"Unruhen und Pogrome" hätten gedroht, rechtfertigte die kremltreue Gouverneurin Valentina Matwijenko den Einsatz. Der Staatsapparat ist nervös, da am morgigen Sonntag vielerorts Regionalwahlen stattfinden. Im letzten Amtsjahr von Präsident Wladimir Putin gelten die Wahlen als Generalprobe für eine reibungslose Machtübergabe im Sinne des Kremls.

Von Wahlzetteln gestrichen
In mehreren Regionen wurden liberale und andere oppositionelle Parteien von den Wahlzetteln gestrichen. Bei der für die Zulassung notwendigen Unterschriftensammlung sei geschummelt worden, hieß es. In Petersburg, so glauben Kritiker, habe das Verbot der prowestlichen Jabloko-Partei eher mit deren Korruptionsvorwürfen gegen die Familie der Gouverneurin Matwijenko zu tun.

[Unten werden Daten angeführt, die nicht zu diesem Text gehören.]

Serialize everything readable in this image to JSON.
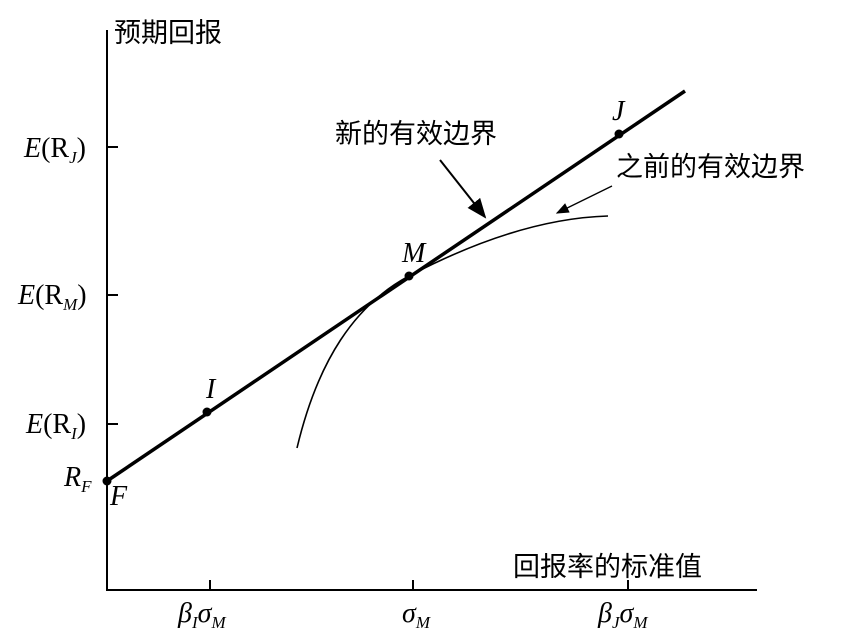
{
  "diagram": {
    "y_axis_label": "预期回报",
    "x_axis_label": "回报率的标准值",
    "y_labels": [
      {
        "base": "E",
        "open": "(R",
        "sub": "J",
        "close": ")"
      },
      {
        "base": "E",
        "open": "(R",
        "sub": "M",
        "close": ")"
      },
      {
        "base": "E",
        "open": "(R",
        "sub": "I",
        "close": ")"
      },
      {
        "base": "R",
        "sub": "F"
      }
    ],
    "x_labels": [
      {
        "a": "β",
        "a_sub": "I",
        "b": "σ",
        "b_sub": "M"
      },
      {
        "b": "σ",
        "b_sub": "M"
      },
      {
        "a": "β",
        "a_sub": "J",
        "b": "σ",
        "b_sub": "M"
      }
    ],
    "points": [
      "J",
      "M",
      "I",
      "F"
    ],
    "annotations": [
      "新的有效边界",
      "之前的有效边界"
    ]
  }
}
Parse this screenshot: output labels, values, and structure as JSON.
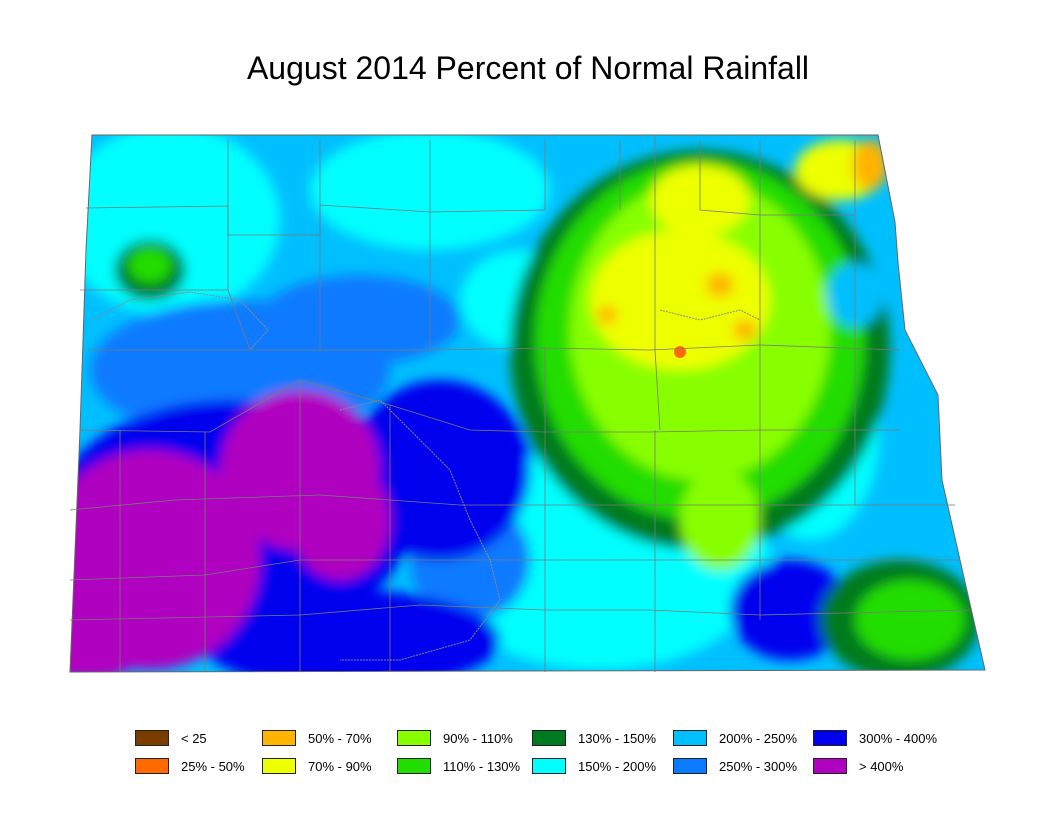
{
  "title": "August 2014 Percent of Normal Rainfall",
  "legend": [
    {
      "label": "< 25",
      "color": "#7a3d00"
    },
    {
      "label": "25% - 50%",
      "color": "#ff6a00"
    },
    {
      "label": "50% - 70%",
      "color": "#ffb400"
    },
    {
      "label": "70% - 90%",
      "color": "#eeff00"
    },
    {
      "label": "90% - 110%",
      "color": "#88ff00"
    },
    {
      "label": "110% - 130%",
      "color": "#22dd00"
    },
    {
      "label": "130% - 150%",
      "color": "#007a1e"
    },
    {
      "label": "150% - 200%",
      "color": "#00ffff"
    },
    {
      "label": "200% - 250%",
      "color": "#00bfff"
    },
    {
      "label": "250% - 300%",
      "color": "#0a7aff"
    },
    {
      "label": "300% - 400%",
      "color": "#0000ee"
    },
    {
      "label": "> 400%",
      "color": "#b000c0"
    }
  ]
}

Ein Ergebnis der Regionalwahlen steht schon fest: Vor der Parlamentswahl im Dezember wird die Partei Gerechtes Russland als zweite politische Kraft etabliert. Die vom Vorsitzenden des Föderationsrates, Sergej Mironow, angeführte Partei war Ende 2006 aus dem Boden gestampft worden. Ihr ist aufgetragen worden, um die Stimmen der sozial schwachen Wähler zu werben. Mit Opposition hat das offensichtlich nichts zu tun. Es entsteht aber aus dem System heraus eine Konkurrenz zur bislang einzigen Partei der Macht, Geeintes Russland.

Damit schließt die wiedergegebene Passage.